Le couple a décidé de composer le 911. « Dans ces moments-là, on ne sait pas quoi faire ensuite. Devais-je appeler mes enfants? Mon avocat? Paniqué, je me raccrochais au moindre espoir. »
Une ambulance a rapidement été dépêchée sur les lieux et a conduit M. Suarez au Centre régional des sciences de la santé de Thunder Bay.
À l’hôpital, les résultats d’un tomodensitogramme ont révélé qu’il avait une dissection aortique de type A selon la classification de Stanford et une dissection de type B. Le type A est le type de déchirure le plus courant, qui atteint la partie la plus proche du cœur. Il était plus dangereux que le type B (plus éloigné du cœur, vers l’abdomen), car il était plus susceptible de provoquer une rupture de l’aorte de M. Suarez. Le type A peut être très rapidement mortel.
L’ambiance est devenue morose. « On m’a dit de mettre de l’ordre dans mes affaires et d’appeler ma famille. Carla et moi avons dû nous préparer à la possibilité que je ne survive pas au vol d’ambulance aérienne. » M. Suarez a été transporté à l’Hôpital Saint-Boniface à Winnipeg, qui est un centre d’excellence en matière de santé cardiaque au Manitoba.
« Je remercie Dieu que le personnel ait traité ma femme et ma famille avec compassion. La touche personnelle est très importante. »

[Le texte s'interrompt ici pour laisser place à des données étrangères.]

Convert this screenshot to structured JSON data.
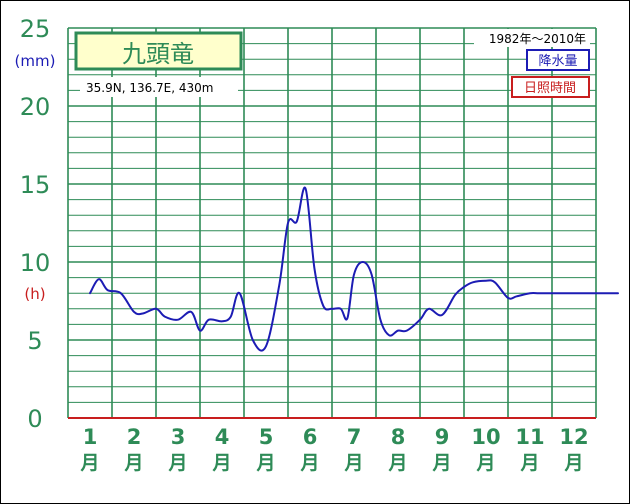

Les ambulanciers paramédicaux de Thunder Bay ont installé M. Suarez dans l’ambulance aérienne, qui a décollé sur-le-champ. Dans l’avion, M. Suarez a envoyé des textos à toutes les personnes possibles, à sa famille et à ses amis, pour leur dire au revoir. Il avait du mal à penser clairement.
« Ma propre santé ne me préoccupait pas autant que les cœurs brisés que j’allais laisser derrière moi. J’ai beaucoup pensé à mes enfants. Il était environ 3 heures du matin à ce moment-là; j’ai rapidement perdu le service cellulaire et je me suis assoupi », dit-il.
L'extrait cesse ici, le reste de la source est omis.